Un film de Panna Rittikrai, avec Dan Chupong, Noppul Gomarachun, Santisuk Promsiri. Sorti en France en 2005, édité en DVD par Studio Canal.

Le gouvernement thaïlandais mène une guerre sans merci contre les narco-trafficants. Au cours d'une opération spéciale qui tourne mal, le supérieur du brillant Daew des forces spéciales meurt. Celui-ci quitte la police, et part en voyage humanitaire avec les amis athlètes de sa soeur dans un village de la campagne reculée thaïlandaise. Mais la démonstration sportive tourne court, car l'armée des narco-trafficants prend en otage le village contre la libération de leur chef. Les athlètes, sans arme, vont devoir utiliser leurs aptitudes sportives pour neutraliser les agresseurs.

« Born to fight » est un véritable film de propagande à la gloire des sportifs thaïlandais. CV à grande échelle pour des athlètes de toutes disciplines (motocross, rugby, football, gymnastique, muay thaï), le film aligne également des scènes d'action mettant en valeur des cascadeurs visiblement suicidaires : combats de bâtons enflammés dans les reins, chutes sur la nuque sur des coins de camions poids lourds, courses à pieds dans du feu sans protection, et bien sûr, absence totale de câbles et d'effets spéciaux. La boxe thaï est à l'honneur, dans des combats chorégraphiés par le réalisateur Panna Rittikrai (déjà aux manettes des bastons de « Ong Bak » et « L'honneur du dragon »). Les combats sont ici moins impressionnants que les deux films avec Tony Jaa mentionnés, pour plusieurs raisons : des gestes moins empreints de sauvagerie, une réalisation moins nerveuse, moins efficace, mais privilégiant de loin le beau geste en usant des ralentis, et nous gavant de plans séquences très efficaces (dont un très impressionnant au beau milieu d'explosions dans la jungle).

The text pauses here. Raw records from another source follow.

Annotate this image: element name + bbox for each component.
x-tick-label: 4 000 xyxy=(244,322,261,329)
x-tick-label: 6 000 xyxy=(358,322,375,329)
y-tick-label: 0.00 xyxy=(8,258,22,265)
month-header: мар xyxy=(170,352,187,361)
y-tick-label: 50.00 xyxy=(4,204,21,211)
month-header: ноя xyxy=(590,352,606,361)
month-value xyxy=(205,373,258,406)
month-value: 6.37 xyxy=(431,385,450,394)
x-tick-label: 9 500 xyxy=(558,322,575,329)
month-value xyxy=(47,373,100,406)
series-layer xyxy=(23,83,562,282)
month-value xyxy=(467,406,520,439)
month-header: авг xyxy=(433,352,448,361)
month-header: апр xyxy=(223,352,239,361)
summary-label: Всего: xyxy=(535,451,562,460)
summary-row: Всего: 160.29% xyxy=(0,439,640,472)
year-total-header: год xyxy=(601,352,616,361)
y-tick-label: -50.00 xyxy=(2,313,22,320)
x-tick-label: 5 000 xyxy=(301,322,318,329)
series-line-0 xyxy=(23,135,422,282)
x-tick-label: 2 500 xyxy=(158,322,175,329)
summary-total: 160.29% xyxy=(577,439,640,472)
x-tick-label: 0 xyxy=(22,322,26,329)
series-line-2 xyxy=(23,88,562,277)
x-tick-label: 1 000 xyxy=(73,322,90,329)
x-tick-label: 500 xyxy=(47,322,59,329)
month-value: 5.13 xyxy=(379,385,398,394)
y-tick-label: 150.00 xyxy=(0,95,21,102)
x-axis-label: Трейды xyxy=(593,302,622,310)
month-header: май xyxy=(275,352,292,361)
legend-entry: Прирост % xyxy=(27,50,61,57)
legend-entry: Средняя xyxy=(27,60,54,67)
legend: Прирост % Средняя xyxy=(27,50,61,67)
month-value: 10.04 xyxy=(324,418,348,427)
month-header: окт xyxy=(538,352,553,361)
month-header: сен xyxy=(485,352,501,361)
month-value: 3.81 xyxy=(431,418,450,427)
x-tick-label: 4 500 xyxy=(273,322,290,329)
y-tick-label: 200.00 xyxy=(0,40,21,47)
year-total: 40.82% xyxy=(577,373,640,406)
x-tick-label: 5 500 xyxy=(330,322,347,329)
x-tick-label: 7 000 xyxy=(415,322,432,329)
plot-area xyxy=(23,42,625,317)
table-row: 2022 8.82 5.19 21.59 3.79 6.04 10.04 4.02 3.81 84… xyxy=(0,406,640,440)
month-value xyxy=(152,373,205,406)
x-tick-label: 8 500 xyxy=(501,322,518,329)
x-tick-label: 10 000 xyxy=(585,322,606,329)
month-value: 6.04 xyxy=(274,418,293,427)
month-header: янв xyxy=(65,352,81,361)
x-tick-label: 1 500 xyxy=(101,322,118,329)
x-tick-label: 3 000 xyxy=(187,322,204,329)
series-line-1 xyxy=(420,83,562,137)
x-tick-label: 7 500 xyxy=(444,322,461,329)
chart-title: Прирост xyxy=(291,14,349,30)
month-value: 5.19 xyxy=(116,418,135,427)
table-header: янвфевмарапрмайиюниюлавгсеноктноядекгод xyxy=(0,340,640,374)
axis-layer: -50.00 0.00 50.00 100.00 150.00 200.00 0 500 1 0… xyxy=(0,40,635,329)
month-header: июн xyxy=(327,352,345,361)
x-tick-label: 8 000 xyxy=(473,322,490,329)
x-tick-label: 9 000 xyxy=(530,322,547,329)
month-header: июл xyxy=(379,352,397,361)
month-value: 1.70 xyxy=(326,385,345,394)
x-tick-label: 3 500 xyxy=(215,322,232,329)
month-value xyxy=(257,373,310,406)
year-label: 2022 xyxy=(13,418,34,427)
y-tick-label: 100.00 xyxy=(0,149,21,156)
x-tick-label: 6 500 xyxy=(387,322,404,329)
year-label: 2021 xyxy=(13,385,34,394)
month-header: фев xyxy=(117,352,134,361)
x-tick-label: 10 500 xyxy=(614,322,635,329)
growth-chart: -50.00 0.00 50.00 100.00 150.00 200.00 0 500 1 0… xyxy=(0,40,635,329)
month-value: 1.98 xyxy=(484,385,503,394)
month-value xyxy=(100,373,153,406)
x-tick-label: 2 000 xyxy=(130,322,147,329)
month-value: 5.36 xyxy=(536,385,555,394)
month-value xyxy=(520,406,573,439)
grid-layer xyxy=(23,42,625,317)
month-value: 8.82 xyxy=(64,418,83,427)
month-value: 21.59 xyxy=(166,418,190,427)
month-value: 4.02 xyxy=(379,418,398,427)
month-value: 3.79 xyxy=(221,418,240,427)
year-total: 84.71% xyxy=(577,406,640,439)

Ca y est, la comparaison est lancée : que vaut ce film face aux métrages de Tony Jaa ? Déjà, malgré leurs scénarii basiques, les films de Jaa donnaient plus l'impression de visionner des vrais films, pas des démonstrations sportives au ralenti sur des bandes sons technos insupportables. Oui, vous l'aurez compris, à part les performances sportives des athlètes, « Born to fight » est un énorme navet réussissant l'exploit de provoquer l'ennui. Le film commence pourtant bien, le film d'action policier virant vers le genre survival-guerrier à la « John Rambo ». Les hommes des trafficants exécutant un nombre impressionnant de villageois, on se prend à espérer qu'ils vont finir par manger bon, tous pulvérisés par l'ex-flic Daew dans une orgie de violence jubilatoire, leur faisant payer leurs exactions à coups de genoux dans la tronche et cassages de membres. Et bien, pas du tout : la "vengeance" des sportifs et villageois n'a pas du tout l'effet escompté, et leurs prouesses (shoots footballistiques numérisés dans des noix de coco dans la tête des ennemis, exploits gymnastiques aux barres parallèles, plaquages de rugby, figures aériennes pleines de grâce) techno-isées énervantes de longueur et répétitives donnent presque envie de supporter les agresseurs : on atteint le pompon lorsque, pour la trentième fois, les nanas exécutent des figures gymnastiques et le Zidane local finit de shooter dans les noix restantes, un villageois s'empare avec jubilation (au ralenti bien sûr) du drapeau thaï et court avec les autres à l'extérieur du village pour échapper à l'explosion généralisée ! Ne désespérez pas, même si le drapeau avait brûlé, le film aura eu le temps d'insister sur les valeurs thaïlandaises quand les villageois ont tous chanté l'hymne et que le spectateur a pu observer la monnaie locale sous toutes les coutures.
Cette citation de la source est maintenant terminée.